2. ThreadLocal Memory Explosion
With a Platform Thread pool (200 threads), ThreadLocal caches hold at most 200 instances. But since Virtual Threads are not pooled, 50,000 concurrent threads means 50,000 instances are created.
import java.text.SimpleDateFormat;
import java.time.LocalDate;
import java.time.format.DateTimeFormatter;
import java.util.concurrent.Executors;
public class ThreadLocalDanger {
// Danger: ThreadLocal caching with Virtual Threads
// 50,000 Virtual Threads -> 50,000 instances created!

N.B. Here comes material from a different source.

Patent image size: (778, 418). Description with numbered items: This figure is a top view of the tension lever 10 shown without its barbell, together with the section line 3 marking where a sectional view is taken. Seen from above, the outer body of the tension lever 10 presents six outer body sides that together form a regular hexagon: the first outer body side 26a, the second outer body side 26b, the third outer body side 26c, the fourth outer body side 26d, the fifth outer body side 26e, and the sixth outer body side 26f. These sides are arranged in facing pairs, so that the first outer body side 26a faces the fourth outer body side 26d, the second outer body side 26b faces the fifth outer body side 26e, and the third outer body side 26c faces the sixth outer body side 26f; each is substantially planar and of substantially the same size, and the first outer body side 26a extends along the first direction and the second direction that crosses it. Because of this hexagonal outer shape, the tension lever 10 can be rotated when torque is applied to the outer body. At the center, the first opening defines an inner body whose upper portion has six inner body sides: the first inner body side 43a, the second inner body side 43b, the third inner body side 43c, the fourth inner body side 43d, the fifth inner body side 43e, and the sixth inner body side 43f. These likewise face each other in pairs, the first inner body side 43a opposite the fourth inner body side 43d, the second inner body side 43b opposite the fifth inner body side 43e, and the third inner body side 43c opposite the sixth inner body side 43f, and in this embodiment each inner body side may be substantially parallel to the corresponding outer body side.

static final ThreadLocal<SimpleDateFormat> BAD_FORMATTER =
ThreadLocal.withInitial(() -> new SimpleDateFormat("yyyy-MM-dd"));
// Solution: Share a thread-safe immutable object -> only one instance
static final DateTimeFormatter GOOD_FORMATTER =
DateTimeFormatter.ofPattern("yyyy-MM-dd");
public static void main(String[] args) throws Exception {
try (var executor = Executors.newVirtualThreadPerTaskExecutor()) {
for (int i = 0; i < 5; i++) {
executor.submit(() -> {
// Use immutable DateTimeFormatter (recommended)
String date = LocalDate.now().format(GOOD_FORMATTER);
System.out.println(Thread.currentThread().threadId() + " -> " + date);
return null;
});
}
}
// Output:
// 21 -> 2026-04-07
// 22 -> 2026-04-07
// ...
}
}
3. Protecting Downstream Systems
Virtual Threads are cheap, but DB connection pools and external APIs are not. Use a Semaphore to limit concurrency.

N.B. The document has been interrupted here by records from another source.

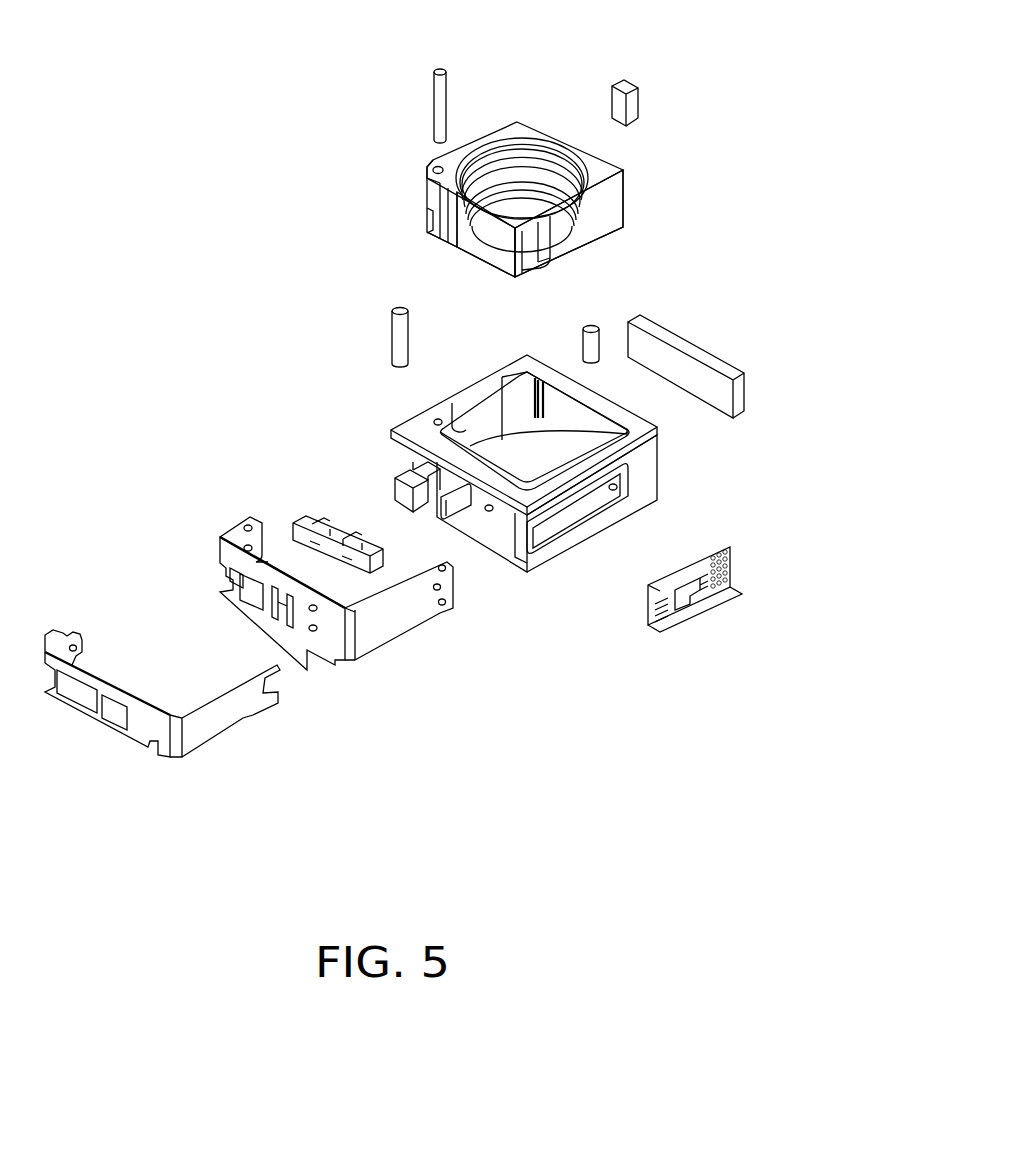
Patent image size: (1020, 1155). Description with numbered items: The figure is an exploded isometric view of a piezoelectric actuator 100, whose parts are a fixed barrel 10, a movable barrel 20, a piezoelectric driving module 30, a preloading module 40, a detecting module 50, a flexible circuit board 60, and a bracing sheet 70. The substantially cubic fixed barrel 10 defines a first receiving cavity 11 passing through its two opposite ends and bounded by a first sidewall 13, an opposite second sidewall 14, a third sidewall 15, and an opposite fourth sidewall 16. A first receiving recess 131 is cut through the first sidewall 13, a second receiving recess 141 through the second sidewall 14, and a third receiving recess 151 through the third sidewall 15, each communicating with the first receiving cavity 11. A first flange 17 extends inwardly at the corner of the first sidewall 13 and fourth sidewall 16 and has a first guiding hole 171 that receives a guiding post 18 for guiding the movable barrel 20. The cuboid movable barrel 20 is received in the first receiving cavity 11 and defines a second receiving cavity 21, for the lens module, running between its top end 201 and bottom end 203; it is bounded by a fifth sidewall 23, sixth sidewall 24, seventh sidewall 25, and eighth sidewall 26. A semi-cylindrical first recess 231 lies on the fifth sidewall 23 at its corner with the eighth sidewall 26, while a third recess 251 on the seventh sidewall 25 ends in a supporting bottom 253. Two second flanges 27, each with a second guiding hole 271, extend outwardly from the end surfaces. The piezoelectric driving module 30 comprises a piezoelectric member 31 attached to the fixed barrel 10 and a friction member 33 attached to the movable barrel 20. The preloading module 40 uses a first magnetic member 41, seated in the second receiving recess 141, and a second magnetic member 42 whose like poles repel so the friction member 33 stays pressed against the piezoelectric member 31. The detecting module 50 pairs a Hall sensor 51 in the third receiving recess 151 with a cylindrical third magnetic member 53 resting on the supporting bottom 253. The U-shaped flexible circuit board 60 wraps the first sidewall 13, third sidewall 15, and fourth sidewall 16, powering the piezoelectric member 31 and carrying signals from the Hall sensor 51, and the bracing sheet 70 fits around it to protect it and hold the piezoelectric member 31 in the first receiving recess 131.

The piezoelectric actuator 100 is at (216, 50).
The fixed barrel 10 is at (532, 583).
The first receiving cavity 11 is at (513, 463).
The first sidewall 13 is at (498, 538).
The first receiving recess 131 is at (443, 500).
The second sidewall 14 is at (550, 437).
The second receiving recess 141 is at (547, 400).
The third sidewall 15 is at (637, 494).
The third receiving recess 151 is at (549, 515).
The fourth sidewall 16 is at (458, 404).
The first flange 17 is at (406, 456).
The first guiding hole 171 is at (434, 420).
The guiding post 18 is at (432, 106).
The movable barrel 20 is at (410, 205).
The top end 201 is at (522, 133).
The bottom end 203 is at (470, 262).
The second receiving cavity 21 is at (549, 202).
The fifth sidewall 23 is at (503, 253).
The first recess 231 is at (446, 220).
The sixth sidewall 24 is at (552, 146).
The seventh sidewall 25 is at (604, 216).
The third recess 251 is at (538, 232).
The supporting bottom 253 is at (547, 262).
The eighth sidewall 26 is at (498, 126).
The second flange 27 is at (440, 162).
The second guiding hole 271 is at (434, 168).
The piezoelectric driving module 30 is at (264, 313).
The piezoelectric member 31 is at (334, 525).
The friction member 33 is at (398, 343).
The preloading module 40 is at (745, 140).
The first magnetic member 41 is at (656, 316).
The second magnetic member 42 is at (642, 114).
The detecting module 50 is at (760, 438).
The Hall sensor 51 is at (689, 566).
The third magnetic member 53 is at (600, 356).
The flexible circuit board 60 is at (393, 615).
The bracing sheet 70 is at (220, 712).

import java.util.concurrent.Executors;
import java.util.concurrent.Semaphore;
public class SemaphoreExample {
// Limit concurrent access to match the DB connection pool size
static final Semaphore dbSemaphore = new Semaphore(3); // Example: max 3 concurrent
public static void main(String[] args) throws Exception {
try (var executor = Executors.newVirtualThreadPerTaskExecutor()) {
for (int i = 0; i < 10; i++) {
final int taskId = i;
executor.submit(() -> {
dbSemaphore.acquire();
try {
// Simulating a DB query
System.out.println("Task " + taskId + " running (concurrent: "

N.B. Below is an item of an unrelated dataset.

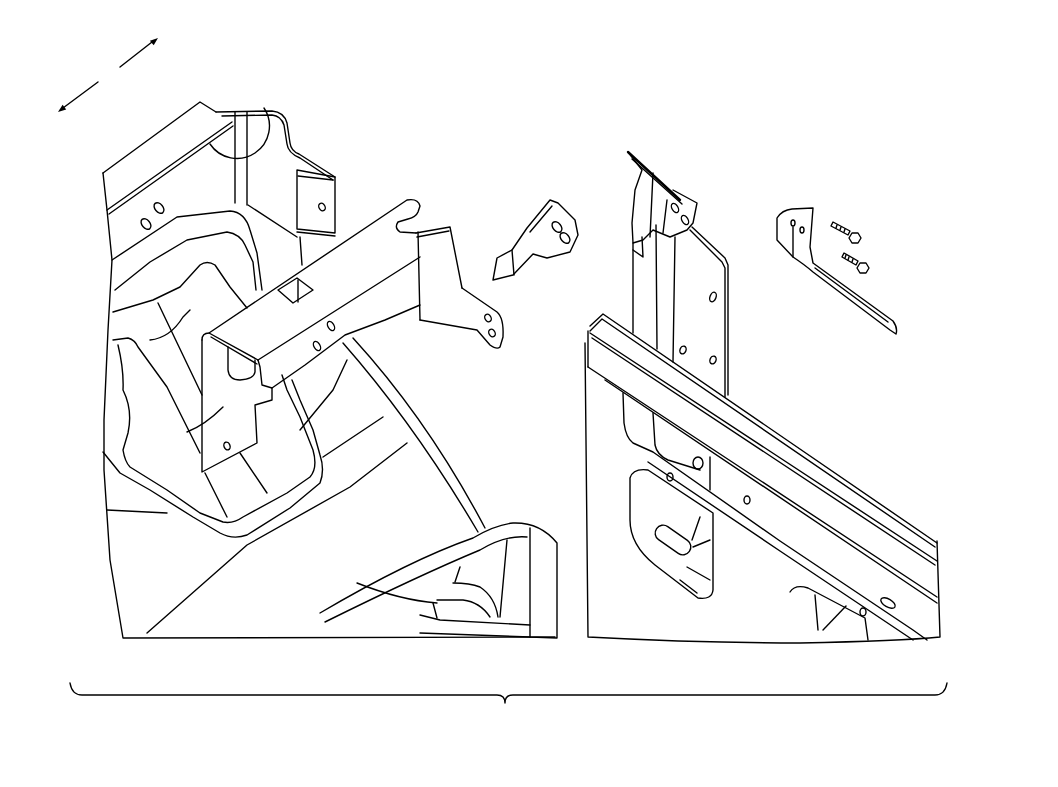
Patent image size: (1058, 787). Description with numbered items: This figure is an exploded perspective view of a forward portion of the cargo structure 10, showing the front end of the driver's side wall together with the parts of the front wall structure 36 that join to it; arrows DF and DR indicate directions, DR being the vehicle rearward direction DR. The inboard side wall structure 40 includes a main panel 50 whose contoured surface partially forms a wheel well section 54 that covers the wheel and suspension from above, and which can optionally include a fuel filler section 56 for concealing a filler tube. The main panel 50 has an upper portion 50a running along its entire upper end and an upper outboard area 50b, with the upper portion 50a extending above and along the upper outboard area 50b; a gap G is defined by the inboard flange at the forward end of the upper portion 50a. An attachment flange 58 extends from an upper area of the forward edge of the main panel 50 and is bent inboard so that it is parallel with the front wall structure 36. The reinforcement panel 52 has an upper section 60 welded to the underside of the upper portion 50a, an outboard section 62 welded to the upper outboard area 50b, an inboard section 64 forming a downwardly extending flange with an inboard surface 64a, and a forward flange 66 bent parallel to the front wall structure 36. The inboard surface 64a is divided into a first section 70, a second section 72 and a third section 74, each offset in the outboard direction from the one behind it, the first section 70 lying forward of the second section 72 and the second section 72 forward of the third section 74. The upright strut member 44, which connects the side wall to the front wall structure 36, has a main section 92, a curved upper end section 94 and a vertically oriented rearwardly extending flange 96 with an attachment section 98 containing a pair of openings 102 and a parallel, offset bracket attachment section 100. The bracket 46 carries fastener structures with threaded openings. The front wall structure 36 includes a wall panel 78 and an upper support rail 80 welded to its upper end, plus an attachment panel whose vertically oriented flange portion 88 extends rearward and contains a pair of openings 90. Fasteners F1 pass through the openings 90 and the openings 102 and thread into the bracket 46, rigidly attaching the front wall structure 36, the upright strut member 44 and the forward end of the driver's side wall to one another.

+ (3 - dbSemaphore.availablePermits()) + "/3)");
Thread.sleep(500);
} finally {
dbSemaphore.release();
}
return null;
});
}
}
System.out.println("All tasks completed");
}
}
Enabling in Spring Boot
With Spring Boot 3.2+ and Java 21, a single line enables Virtual Threads.
# application.properties
spring.threads.virtual.enabled=true
This setting makes Tomcat HTTP request handling, @Async methods, and message listeners (Kafka, RabbitMQ) all run on Virtual Threads.
However, if you are already using WebFlux, Virtual Threads are unnecessary. WebFlux is already non-blocking, and mixing the two can cause issues. Virtual Threads deliver the greatest benefit in Spring MVC (blocking I/O) based services.
Summary
| Scenario | Recommendation |
|---|---|
| I/O-bound services (DB, API calls) | Actively use Virtual Threads |
| CPU-intensive tasks (image processing, encryption) | Keep Platform Thread pool |
| Using Java 21 | Watch out for synchronized pinning |
| Using Java 24+ | Pinning resolved, use with confidence |
| ThreadLocal caching | Replace with shared immutable objects |
| Need to limit concurrency | Use Semaphore |
Do not pool Virtual Threads. The design intent is to create one per task and discard it. Abandon the old assumption that “threads are expensive” and shift to the new model: “Virtual Threads are nearly free.”